Namun wahai saudaraku, ketahuilah! (1)kebahagiaan rumah tangga bukan karena banyaknya harta, fasilitas yang mewah, dan gaya hidup yang serba glamor. Banyak diantara mereka yang keadaannya seperti itu, tetapi batin tersiksa, ketenangan terusik, jiwa terancam, maka benarlah Sabda Nabi Shalallahu alaihi wasallam :
إِنَّ لكُلِّ أُمَّةٍ فِتْنَةً، وَإِنَّ فِتْنَةَ أُمَّتِي الْمَالُ
“Sesungguhnya setiap umat ada fitnah dan fitnah umatku adalah harta”[1]

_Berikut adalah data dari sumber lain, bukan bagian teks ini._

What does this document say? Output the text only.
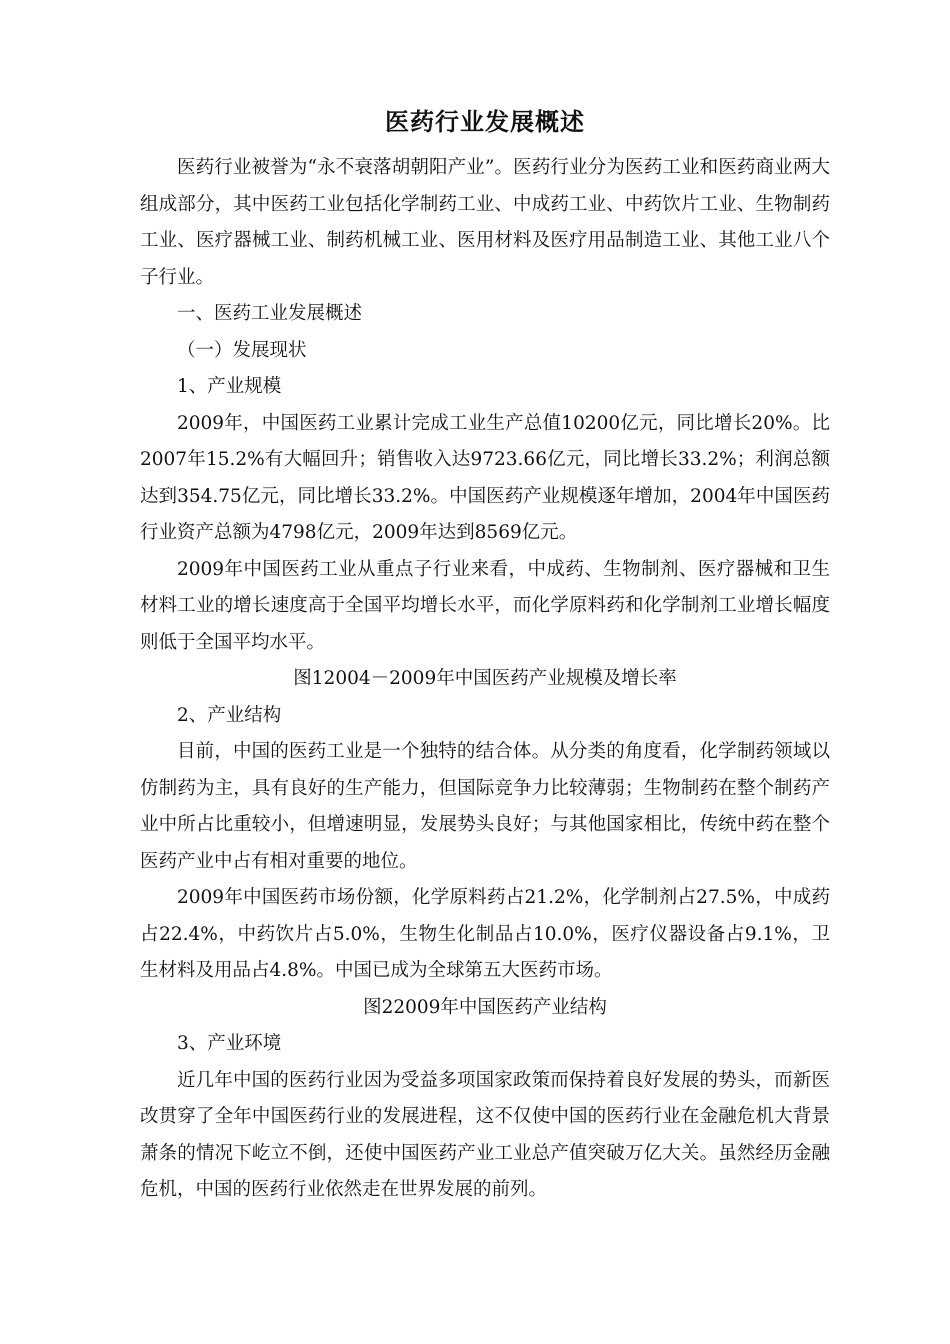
医药行业发展概述

医药行业被誉为“永不衰落胡朝阳产业”。医药行业分为医药工业和医药商业两大组成部分，其中医药工业包括化学制药工业、中成药工业、中药饮片工业、生物制药工业、医疗器械工业、制药机械工业、医用材料及医疗用品制造工业、其他工业八个子行业。

一、医药工业发展概述

（一）发展现状

1、产业规模

2009年，中国医药工业累计完成工业生产总值10200亿元，同比增长20%。比2007年15.2%有大幅回升；销售收入达9723.66亿元，同比增长33.2%；利润总额达到354.75亿元，同比增长33.2%。中国医药产业规模逐年增加，2004年中国医药行业资产总额为4798亿元，2009年达到8569亿元。

2009年中国医药工业从重点子行业来看，中成药、生物制剂、医疗器械和卫生材料工业的增长速度高于全国平均增长水平，而化学原料药和化学制剂工业增长幅度则低于全国平均水平。

图12004－2009年中国医药产业规模及增长率

2、产业结构

目前，中国的医药工业是一个独特的结合体。从分类的角度看，化学制药领域以仿制药为主，具有良好的生产能力，但国际竞争力比较薄弱；生物制药在整个制药产业中所占比重较小，但增速明显，发展势头良好；与其他国家相比，传统中药在整个医药产业中占有相对重要的地位。

2009年中国医药市场份额，化学原料药占21.2%，化学制剂占27.5%，中成药占22.4%，中药饮片占5.0%，生物生化制品占10.0%，医疗仪器设备占9.1%，卫生材料及用品占4.8%。中国已成为全球第五大医药市场。

图22009年中国医药产业结构

3、产业环境

近几年中国的医药行业因为受益多项国家政策而保持着良好发展的势头，而新医改贯穿了全年中国医药行业的发展进程，这不仅使中国的医药行业在金融危机大背景萧条的情况下屹立不倒，还使中国医药产业工业总产值突破万亿大关。虽然经历金融危机，中国的医药行业依然走在世界发展的前列。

Lalu apa yang banyak mereka perbuat? Tak sedikit dari mereka karena ingin mencari ketenangan dan menghindar dari masalah hidup kemudian menenggak minuman terlarang, obat terlarang, menghabiskan waktunya di tempat tempat maksiat. Apakah ketenangan itu tercapai?, justru sebaliknya kegelisahan dan kecemasan yang terus menggelayut.
Marilah kita merenungi kembali, apa jalan kebahagian dalam rumah tangga ini?, (2)ketahuilah bahwa kebahagiaan itu didapat bila hati sipenuhi dengan hidayah dan ketaqwaan kepada Allah subhanahu wataala. Nabi shalallahu alaihi wasallam bersabda :
يَقُولُ رَبُّكُمْ تَبَارَكَ وَتَعَالَى: يَا ابْنَ آدَمَ تَفَرَّغْ لِعِبَادَتِي أَمْلَأْ قَلْبَكَ غِنًى وَأَمْلَأْ يَدَيْكَ رِزْقًا، يَا ابْنَ آدَمَ لَا تَبَاعَدْ مِنِّي فَأَمْلَأْ قَلْبَكَ فَقْرًا وَأَمْلَأْ يَدَيْكَ شُغْلًا
“Rabb kalian berkata, ‘Wahai anak Adam! Beribadahlah kepada Ku sepenuhnya, niscaya Aku penuhi hatimu dengan kekayaan, Aku penuhi kedua tanganmu dengan rezeki. Wahai anak Adam! Jangan jauhi Aku, sehingga Aku penuhi hatimu dengan kefakiran dan Aku penuhi kedua tanganmu dengan kesibukan.”[2]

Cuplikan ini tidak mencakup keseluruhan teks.